Entrevista:O Estado inteligente

domingo, fevereiro 17, 2008

Daniel Piza

Massa acrítica


Um amigo notou outro dia, depois de conversa com uma professora universitária de Ciência Política que de vez em quando aparece como especialista na imprensa, que com o passar dos anos todo governo vai ganhando adesão da "academia", como se esta se dedicasse a fundamentar aquilo que os políticos fazem de maneira muito mais improvisada e mal-intencionada. Há quem atribua isso ao fato de que nossa intelligentsia é muito "estatizada", em grande parte assalariada pelo poder público - assim como as artes dependem demais de Petrobras, Caixa e Banco do Brasil e há órgãos de imprensa que se dizem alternativos e vivem da publicidade oficial...

Não sei. Mas intriga ver como se está reagindo à sucessão acachapante de escândalos a respeito do uso do patrimônio coletivo. Como agora nem a banda petista nem a tucana podem pôr o dedo em riste e se autonomear Os Paladinos da Ética, não restando mais ninguém no palco, então os esforços se dirigem num sentido curioso: o de justificar os erros individuais ou partidários como "do sistema" e/ou aliviá-los com o contraponto do bom momento econômico. O caso atual dos cartões corporativos é só mais um episódio.

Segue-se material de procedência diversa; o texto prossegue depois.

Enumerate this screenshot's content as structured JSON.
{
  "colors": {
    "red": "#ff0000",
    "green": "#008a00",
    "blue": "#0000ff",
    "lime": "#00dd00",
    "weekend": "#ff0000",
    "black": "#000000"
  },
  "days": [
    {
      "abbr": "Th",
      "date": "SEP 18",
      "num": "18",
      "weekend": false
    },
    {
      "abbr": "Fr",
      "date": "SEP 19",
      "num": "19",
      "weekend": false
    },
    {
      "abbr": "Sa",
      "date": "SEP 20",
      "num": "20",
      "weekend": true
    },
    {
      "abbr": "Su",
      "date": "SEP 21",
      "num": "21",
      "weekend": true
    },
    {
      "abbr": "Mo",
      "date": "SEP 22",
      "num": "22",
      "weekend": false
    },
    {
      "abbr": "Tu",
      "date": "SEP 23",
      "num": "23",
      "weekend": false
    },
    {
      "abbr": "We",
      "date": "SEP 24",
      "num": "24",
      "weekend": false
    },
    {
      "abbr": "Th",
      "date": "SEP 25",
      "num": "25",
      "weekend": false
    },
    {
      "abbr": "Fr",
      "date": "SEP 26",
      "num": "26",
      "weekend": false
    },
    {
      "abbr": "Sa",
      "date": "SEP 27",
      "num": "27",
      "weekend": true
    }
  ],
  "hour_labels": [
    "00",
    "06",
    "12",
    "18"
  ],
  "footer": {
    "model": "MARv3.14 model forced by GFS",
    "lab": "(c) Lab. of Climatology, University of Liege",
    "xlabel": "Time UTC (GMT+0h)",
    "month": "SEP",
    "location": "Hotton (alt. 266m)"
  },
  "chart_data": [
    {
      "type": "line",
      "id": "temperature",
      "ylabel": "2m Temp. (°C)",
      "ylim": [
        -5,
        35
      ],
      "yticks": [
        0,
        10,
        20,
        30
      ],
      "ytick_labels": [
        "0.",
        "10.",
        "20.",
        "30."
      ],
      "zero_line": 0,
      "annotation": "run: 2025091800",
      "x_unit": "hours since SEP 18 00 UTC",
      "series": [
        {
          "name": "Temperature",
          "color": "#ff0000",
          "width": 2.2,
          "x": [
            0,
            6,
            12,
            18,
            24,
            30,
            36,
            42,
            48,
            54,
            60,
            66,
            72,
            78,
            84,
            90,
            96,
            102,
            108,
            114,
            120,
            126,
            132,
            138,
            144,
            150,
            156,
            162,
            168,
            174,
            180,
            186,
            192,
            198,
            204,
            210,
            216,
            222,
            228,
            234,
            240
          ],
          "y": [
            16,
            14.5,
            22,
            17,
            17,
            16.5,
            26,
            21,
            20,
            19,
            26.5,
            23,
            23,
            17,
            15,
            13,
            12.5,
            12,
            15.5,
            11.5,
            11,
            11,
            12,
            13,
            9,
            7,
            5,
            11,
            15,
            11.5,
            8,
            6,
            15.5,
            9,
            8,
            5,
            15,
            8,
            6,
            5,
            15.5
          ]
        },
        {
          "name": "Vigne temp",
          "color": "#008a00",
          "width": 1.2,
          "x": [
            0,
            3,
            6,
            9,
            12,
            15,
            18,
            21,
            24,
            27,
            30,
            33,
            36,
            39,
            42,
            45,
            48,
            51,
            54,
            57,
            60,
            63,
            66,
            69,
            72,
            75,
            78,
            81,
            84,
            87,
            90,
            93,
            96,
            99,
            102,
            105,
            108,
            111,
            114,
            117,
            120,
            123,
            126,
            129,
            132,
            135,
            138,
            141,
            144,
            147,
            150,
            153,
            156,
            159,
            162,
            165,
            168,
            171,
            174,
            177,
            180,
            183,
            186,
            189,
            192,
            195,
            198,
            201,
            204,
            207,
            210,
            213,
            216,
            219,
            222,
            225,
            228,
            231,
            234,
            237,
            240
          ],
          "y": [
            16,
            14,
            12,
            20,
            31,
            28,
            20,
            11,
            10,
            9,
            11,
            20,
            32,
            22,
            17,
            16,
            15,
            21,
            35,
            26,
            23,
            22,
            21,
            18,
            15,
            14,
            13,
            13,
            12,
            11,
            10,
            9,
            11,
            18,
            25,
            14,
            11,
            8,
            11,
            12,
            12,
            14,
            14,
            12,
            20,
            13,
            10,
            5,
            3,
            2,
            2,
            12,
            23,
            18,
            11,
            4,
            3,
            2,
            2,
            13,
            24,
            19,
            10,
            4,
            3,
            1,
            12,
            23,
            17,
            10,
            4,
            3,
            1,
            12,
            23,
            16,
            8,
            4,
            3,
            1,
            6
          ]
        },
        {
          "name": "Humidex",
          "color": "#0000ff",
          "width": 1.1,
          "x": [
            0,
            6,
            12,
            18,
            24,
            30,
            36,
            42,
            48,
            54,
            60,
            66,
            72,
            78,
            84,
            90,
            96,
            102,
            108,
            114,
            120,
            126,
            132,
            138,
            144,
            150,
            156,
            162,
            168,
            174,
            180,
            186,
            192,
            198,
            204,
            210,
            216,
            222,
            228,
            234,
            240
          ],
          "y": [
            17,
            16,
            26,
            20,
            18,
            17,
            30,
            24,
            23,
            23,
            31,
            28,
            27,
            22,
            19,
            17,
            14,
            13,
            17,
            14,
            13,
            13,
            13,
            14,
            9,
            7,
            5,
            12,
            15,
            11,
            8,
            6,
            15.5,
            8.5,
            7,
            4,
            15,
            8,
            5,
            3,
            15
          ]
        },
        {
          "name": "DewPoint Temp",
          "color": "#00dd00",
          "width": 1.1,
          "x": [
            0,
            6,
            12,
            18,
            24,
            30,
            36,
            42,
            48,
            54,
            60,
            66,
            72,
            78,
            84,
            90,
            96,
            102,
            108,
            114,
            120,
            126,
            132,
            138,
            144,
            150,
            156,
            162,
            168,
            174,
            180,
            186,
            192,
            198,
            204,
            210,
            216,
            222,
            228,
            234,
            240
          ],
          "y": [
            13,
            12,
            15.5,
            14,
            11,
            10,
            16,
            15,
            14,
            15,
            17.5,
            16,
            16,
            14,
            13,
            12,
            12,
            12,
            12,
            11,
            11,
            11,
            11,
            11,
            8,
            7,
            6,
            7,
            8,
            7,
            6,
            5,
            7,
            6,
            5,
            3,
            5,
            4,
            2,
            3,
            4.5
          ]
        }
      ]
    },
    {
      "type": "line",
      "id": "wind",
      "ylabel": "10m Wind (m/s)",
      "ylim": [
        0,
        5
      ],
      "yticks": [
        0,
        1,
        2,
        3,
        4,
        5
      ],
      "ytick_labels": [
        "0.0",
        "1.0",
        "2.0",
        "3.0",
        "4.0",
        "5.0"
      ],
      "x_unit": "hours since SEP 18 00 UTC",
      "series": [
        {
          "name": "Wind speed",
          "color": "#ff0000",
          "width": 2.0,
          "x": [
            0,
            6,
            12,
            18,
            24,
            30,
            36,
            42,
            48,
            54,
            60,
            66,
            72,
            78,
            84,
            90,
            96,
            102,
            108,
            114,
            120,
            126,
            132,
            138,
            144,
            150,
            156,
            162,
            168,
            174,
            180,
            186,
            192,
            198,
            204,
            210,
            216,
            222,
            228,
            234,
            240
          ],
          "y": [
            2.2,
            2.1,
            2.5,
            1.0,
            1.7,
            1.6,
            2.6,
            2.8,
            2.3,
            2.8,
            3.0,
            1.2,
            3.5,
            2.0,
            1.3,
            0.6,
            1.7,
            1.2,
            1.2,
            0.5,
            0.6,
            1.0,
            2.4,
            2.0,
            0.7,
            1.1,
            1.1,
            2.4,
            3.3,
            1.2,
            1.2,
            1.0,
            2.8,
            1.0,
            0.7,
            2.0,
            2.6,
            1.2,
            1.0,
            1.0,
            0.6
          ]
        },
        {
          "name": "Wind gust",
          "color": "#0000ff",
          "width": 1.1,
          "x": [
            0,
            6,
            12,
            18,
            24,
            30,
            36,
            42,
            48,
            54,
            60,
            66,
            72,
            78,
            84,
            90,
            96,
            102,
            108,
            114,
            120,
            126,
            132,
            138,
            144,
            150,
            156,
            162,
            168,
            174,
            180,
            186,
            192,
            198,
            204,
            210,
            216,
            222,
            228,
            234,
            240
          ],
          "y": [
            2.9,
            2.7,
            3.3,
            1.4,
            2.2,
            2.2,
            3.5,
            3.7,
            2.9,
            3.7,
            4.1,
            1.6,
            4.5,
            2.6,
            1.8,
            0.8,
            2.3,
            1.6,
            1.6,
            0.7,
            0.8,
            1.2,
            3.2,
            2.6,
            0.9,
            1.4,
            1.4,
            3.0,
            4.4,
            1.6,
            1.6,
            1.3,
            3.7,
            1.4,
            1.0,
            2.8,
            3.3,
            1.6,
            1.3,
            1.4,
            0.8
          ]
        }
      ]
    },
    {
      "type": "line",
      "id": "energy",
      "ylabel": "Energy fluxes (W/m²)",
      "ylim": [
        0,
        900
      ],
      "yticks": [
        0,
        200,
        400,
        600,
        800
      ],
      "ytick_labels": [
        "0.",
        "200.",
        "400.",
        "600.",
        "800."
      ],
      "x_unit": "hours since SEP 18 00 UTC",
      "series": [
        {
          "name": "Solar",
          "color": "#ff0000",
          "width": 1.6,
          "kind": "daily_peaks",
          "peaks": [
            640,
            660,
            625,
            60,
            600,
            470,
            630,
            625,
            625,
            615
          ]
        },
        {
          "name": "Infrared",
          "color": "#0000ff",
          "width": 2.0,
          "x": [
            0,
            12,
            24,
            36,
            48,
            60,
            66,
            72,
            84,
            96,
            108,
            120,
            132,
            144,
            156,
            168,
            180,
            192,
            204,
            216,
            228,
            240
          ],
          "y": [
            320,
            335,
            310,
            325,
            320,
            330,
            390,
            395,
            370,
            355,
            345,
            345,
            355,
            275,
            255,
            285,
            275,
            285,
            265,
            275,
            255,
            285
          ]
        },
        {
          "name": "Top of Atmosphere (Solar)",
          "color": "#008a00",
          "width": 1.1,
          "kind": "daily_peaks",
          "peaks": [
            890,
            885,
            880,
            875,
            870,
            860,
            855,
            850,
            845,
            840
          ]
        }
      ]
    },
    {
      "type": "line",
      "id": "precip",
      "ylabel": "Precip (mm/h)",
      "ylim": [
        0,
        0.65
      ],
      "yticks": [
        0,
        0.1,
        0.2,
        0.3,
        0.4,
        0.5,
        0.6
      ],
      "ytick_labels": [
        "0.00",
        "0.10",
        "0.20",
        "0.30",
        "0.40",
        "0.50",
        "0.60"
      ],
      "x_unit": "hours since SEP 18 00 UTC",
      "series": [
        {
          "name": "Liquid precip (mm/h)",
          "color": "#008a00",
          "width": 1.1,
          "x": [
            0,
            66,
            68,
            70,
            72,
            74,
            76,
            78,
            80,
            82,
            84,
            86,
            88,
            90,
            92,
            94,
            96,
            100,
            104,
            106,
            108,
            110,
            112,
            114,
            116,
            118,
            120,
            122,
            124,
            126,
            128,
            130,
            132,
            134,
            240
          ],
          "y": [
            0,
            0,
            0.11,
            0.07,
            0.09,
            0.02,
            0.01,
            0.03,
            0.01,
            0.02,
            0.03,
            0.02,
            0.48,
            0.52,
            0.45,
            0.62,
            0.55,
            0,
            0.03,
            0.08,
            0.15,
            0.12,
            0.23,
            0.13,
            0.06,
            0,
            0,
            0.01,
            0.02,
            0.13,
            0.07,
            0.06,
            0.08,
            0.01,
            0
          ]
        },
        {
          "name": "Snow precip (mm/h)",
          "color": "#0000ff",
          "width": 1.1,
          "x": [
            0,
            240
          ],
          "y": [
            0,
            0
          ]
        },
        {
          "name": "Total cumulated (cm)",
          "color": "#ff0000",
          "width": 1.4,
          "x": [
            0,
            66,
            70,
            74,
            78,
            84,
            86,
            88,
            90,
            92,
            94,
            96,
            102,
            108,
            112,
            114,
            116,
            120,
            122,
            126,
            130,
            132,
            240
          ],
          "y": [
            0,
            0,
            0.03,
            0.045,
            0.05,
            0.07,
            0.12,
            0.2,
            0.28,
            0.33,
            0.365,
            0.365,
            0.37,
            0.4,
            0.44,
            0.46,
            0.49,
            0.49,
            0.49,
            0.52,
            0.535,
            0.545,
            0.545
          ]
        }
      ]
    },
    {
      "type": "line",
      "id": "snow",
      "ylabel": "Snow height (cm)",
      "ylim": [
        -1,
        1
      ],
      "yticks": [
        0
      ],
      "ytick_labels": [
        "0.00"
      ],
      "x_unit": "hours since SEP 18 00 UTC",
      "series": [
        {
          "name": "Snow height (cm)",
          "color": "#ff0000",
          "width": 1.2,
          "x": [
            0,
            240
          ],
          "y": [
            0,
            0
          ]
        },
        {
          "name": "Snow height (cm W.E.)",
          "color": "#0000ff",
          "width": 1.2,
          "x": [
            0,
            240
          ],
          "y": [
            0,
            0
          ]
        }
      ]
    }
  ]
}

Está na moda dizer, por exemplo, que "nos outros países é assim também" a respeito de diversas coisas: corrupção, incompetência, instabilidade política, carga tributária... Viu o caso Kerviel na França? A Califórnia também teve apagão energético! E a Itália, sempre trocando primeiros-ministros, agora de volta ao bolso de Silvio Berlusconi? Na Dinamarca o cidadão paga mais de 50% de sua renda em impostos! Então tome notícia ruim na cabeça... E chega dessa cobrança por reformas; afinal, o "Brasil está melhorando".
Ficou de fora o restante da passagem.